1986—Otto Preminger Dies
Austro–Hungarian film director Otto Preminger, who directed such eternal classics as Laura, Anatomy of a Murder, Carmen Jones, The Man with the Golden Arm, and Stalag 17, and for his efforts earned a star on Hollywood's Walk of Fame, dies in New York City, aged 80, from cancer and Alzheimer's disease. 1998—James Earl Ray Dies
The convicted assassin of American civil rights leader Martin Luther King, Jr., petty criminal James Earl Ray, dies in prison of hepatitis aged 70, protesting his innocence as he had for decades. Members of the King family who supported Ray's fight to clear his name believed the U.S. Government had been involved in Dr. King's killing, but with Ray's death such questions became moot. 1912—Pravda Is Founded
The newspaper Pravda, or Truth, known as the voice of the Communist Party of the Soviet Union, begins publication in Saint Petersburg.

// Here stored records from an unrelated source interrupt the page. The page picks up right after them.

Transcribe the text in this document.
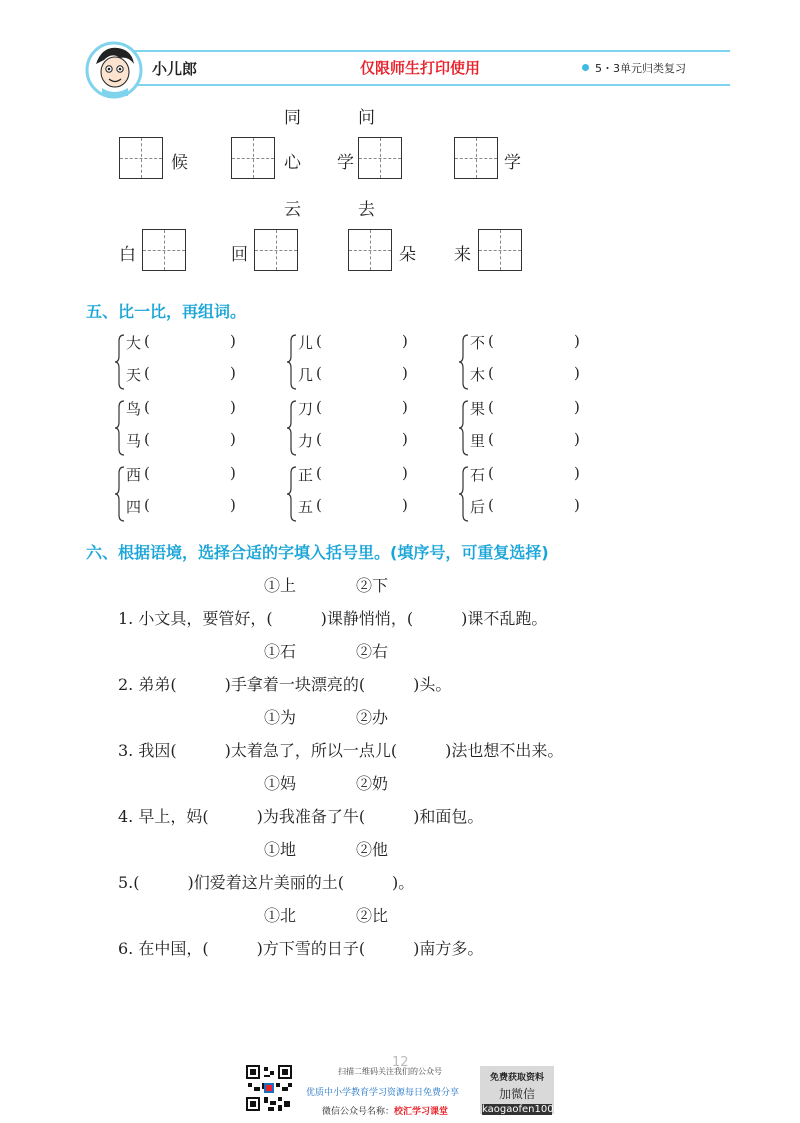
小儿郎	仅限师生打印使用	5・3单元归类复习
同	问
候	心 学	学
云	去
白	回	朵 来
五、比一比，再组词。
大 (	)
天 (	)
儿 (	)
几 (	)
不 (	)
木 (	)
鸟 (	)
马 (	)
刀 (	)
力 (	)
果 (	)
里 (	)
西 (	)
四 (	)
正 (	)
五 (	)
石 (	)
后 (	)
六、根据语境，选择合适的字填入括号里。(填序号，可重复选择)
①上	②下
1. 小文具，要管好，(　　　)课静悄悄，(　　　)课不乱跑。
①石	②右
2. 弟弟(　　　)手拿着一块漂亮的(　　　)头。
①为	②办
3. 我因(　　　)太着急了，所以一点儿(　　　)法也想不出来。
①妈	②奶
4. 早上，妈(　　　)为我准备了牛(　　　)和面包。
①地	②他
5.(　　　)们爱着这片美丽的土(　　　)。
①北	②比
6. 在中国，(　　　)方下雪的日子(　　　)南方多。
12
扫描二维码关注我们的公众号
优质中小学教育学习资源每日免费分享
微信公众号名称：校汇学习课堂
免费获取资料
加微信
kaogaofen100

It is one of the country's leading newspapers until 1991, when it is closed down by decree of then-President Boris Yeltsin. A number of other Pravdas appear afterward, including an internet site and a tabloid. 1983—Hitler's Diaries Found
The German magazine Der Stern claims that Adolf Hitler's diaries had been found in wreckage in East Germany. The magazine had paid 10 million German marks for the sixty small books, plus a volume about Rudolf Hess's flight to the United Kingdom, covering the period from 1932 to 1945. But the diaries are subsequently revealed to be fakes written by Konrad Kujau, a notorious Stuttgart forger. Both he and Stern journalist Gerd Heidemann go to trial in 1985 and are each sentenced to 42 months in prison. 1918—The Red Baron Is Shot Down
German WWI fighter ace Manfred von Richthofen, better known as The Red Baron, sustains a fatal wound while flying over Vaux sur Somme in France. Von Richthofen, shot through the heart, manages a hasty emergency landing before dying in the cockpit of his plane. His last word, according to one witness, is "Kaputt." The Red Baron was the most successful flying ace during the war, having shot down at least 80 enemy airplanes. 1964—Satellite Spreads Radioactivity
An American-made Transit satellite, which had been designed to track submarines, fails to reach orbit after launch and disperses its highly radioactive two pound plutonium power source over a wide area as it breaks up re-entering the atmosphere.